Of the 21 seniors on the team, at least nine have parents who both went to Bryan County and a 10th with one such parent, according to Blaine Ennis, the AD. Of the students in the senior class, “probably every one of them” grew up in Bryan County, according to Hill, the quarterback. The ZIP code encompassing Pembroke is about 79% white and 15% black, according to Census Reporter. Families with wealth live among those with less means.
“It’s definitely a small town,” Tanner Ennis said. “Not many people know where it is. But it’s a great community.”
It is a community that faces significant change. Hyundai has broken ground on a nearly $7.6 billion plant in the county that is promised to bring 8,500 jobs by 2031.
“We think our schools are going to explode,” said county resident Noah Covington, who played for Bryan County along with more than 15 members of his extended family, including a nephew (Carlin Covington) on this year’s team. “Here’s what’s really cool to me about this, is that this is the homegrown bunch. This is not the new population.”
The challenge to keep the journey going will grow exponentially Friday. Top-ranked Prince Avenue Christian (12-1) has won state titles two of the past three years and is quarterbacked by Aaron Philo, who has thrown for 13,112 yards in his career and committed to play at Georgia Tech.
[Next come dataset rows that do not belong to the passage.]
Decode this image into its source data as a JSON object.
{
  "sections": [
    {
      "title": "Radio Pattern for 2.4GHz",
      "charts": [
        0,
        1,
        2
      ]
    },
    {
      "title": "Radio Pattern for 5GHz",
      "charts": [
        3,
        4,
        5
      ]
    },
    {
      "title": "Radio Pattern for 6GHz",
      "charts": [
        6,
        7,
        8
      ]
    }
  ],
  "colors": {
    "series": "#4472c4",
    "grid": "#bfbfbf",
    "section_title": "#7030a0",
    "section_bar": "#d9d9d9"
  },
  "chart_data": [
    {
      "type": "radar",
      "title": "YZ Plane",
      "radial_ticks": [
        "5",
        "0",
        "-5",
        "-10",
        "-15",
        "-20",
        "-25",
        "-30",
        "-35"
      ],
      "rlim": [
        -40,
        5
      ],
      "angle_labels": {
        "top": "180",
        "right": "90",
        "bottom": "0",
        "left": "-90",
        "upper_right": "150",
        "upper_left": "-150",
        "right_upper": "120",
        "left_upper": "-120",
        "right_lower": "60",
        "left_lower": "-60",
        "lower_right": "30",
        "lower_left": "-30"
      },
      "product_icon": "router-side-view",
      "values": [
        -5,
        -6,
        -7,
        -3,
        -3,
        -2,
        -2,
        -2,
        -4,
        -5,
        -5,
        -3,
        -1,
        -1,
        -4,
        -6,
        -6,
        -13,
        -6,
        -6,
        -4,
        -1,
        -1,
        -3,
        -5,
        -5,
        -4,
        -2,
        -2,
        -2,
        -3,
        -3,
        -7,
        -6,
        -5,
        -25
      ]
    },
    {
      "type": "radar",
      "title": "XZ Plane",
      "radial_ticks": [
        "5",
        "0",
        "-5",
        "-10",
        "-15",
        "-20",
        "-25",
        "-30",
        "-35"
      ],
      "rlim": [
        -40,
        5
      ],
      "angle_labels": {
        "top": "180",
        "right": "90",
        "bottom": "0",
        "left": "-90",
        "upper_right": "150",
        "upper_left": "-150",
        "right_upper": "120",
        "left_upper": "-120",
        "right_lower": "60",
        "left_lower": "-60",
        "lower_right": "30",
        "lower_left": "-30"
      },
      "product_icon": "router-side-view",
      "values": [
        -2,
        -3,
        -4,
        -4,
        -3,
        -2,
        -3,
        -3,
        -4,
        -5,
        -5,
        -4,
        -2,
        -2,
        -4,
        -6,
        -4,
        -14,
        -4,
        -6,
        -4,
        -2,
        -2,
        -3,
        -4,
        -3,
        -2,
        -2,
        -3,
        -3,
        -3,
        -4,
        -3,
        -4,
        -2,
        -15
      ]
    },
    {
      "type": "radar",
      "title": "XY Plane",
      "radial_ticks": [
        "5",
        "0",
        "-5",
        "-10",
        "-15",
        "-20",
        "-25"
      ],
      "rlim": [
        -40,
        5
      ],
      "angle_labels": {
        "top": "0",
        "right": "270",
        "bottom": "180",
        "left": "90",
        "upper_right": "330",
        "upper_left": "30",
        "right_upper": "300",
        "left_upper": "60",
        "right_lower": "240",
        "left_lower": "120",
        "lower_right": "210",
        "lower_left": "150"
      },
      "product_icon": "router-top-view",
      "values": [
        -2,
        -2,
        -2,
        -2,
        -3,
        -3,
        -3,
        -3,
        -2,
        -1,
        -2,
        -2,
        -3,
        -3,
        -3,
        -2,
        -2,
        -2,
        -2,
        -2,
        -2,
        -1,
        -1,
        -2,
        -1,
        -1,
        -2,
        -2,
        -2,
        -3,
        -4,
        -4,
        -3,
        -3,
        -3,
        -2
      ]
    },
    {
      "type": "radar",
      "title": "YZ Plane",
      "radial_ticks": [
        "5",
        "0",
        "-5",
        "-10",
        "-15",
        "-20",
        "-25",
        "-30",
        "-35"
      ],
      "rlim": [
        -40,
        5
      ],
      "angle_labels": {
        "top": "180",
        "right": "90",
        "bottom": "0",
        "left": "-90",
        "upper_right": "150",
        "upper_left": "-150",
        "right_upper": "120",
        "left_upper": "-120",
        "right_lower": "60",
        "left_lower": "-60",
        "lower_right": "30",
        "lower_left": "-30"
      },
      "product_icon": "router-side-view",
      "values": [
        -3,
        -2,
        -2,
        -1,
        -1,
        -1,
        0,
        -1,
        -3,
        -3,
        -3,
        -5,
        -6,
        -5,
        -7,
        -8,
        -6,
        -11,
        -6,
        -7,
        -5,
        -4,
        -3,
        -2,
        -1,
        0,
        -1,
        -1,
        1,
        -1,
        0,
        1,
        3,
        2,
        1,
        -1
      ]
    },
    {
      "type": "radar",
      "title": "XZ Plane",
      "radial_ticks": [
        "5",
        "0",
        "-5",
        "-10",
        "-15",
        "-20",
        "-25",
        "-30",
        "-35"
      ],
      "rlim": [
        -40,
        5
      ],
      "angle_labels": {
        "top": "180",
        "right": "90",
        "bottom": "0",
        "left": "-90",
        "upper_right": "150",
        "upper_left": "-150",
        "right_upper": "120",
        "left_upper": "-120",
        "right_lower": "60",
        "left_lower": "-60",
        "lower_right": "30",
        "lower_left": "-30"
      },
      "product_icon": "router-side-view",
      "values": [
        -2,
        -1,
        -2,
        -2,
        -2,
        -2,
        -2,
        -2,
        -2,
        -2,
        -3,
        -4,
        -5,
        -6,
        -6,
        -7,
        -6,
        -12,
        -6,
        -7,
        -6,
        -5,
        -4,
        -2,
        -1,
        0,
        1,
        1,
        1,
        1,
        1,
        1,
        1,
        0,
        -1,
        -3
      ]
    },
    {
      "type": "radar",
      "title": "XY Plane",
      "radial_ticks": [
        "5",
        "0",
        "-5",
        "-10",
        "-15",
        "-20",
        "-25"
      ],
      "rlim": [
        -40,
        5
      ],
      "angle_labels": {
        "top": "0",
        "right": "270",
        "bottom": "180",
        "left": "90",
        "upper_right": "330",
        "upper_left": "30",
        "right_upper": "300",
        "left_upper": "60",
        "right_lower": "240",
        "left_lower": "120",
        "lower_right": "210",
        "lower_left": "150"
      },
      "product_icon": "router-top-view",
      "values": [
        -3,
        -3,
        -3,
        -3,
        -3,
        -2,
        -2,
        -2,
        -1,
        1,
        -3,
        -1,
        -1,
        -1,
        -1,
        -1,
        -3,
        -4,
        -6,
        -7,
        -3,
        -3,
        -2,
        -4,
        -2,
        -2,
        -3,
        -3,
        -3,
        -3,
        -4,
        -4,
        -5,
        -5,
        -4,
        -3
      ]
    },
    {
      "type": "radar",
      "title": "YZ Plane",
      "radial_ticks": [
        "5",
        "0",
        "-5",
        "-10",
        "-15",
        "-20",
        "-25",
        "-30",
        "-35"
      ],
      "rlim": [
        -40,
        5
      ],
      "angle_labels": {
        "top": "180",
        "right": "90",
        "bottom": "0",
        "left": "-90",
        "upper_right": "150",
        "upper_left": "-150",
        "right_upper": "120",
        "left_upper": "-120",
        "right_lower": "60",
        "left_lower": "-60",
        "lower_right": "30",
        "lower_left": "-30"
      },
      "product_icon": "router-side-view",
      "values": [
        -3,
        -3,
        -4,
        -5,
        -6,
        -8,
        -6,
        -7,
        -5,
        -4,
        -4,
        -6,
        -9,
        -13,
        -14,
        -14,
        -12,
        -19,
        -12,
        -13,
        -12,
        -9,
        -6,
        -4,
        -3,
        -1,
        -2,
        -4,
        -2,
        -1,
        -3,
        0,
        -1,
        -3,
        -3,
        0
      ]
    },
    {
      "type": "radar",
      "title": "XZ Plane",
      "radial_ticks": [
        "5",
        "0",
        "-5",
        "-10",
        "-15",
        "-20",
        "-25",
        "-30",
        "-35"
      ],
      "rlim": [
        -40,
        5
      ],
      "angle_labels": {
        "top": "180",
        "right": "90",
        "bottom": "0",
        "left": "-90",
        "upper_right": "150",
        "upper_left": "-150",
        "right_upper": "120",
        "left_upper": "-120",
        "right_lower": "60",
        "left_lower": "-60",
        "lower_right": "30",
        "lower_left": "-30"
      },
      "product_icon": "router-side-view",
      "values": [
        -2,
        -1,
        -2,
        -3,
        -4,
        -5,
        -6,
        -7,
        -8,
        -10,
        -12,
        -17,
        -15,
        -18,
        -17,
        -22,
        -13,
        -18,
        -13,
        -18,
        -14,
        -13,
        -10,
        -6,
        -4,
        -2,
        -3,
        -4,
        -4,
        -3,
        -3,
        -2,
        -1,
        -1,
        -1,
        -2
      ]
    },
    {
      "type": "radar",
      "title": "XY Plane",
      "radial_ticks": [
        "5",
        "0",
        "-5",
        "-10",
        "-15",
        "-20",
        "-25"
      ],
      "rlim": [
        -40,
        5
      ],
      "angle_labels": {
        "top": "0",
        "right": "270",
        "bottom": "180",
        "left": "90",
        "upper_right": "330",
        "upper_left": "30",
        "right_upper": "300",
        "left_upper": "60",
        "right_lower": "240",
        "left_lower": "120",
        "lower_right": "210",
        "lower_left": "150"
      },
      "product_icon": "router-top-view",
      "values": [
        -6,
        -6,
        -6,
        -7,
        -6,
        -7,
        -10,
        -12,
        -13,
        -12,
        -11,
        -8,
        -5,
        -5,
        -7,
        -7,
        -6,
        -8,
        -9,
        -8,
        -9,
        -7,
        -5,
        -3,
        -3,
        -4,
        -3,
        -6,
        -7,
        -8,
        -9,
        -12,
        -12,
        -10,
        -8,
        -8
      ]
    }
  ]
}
That’s third all-time in state history, according to the Georgia High School Football Historians Association.
It’ll be a sophisticated passing attack versus the time-honored and ground-oriented Wing-T. With a win, Bryan County – a team that until this November had never recorded a state playoff win – will be in the state title game.
“I’m just telling them, hey, man, we’ve got four quarters,” Freeman said. “If we can tie three and win one, then we play for the state championship.”
If they can make it there, Albert Lodge and all Bryan County supporters can rest assured – Mercedes-Benz Stadium has its own goalposts.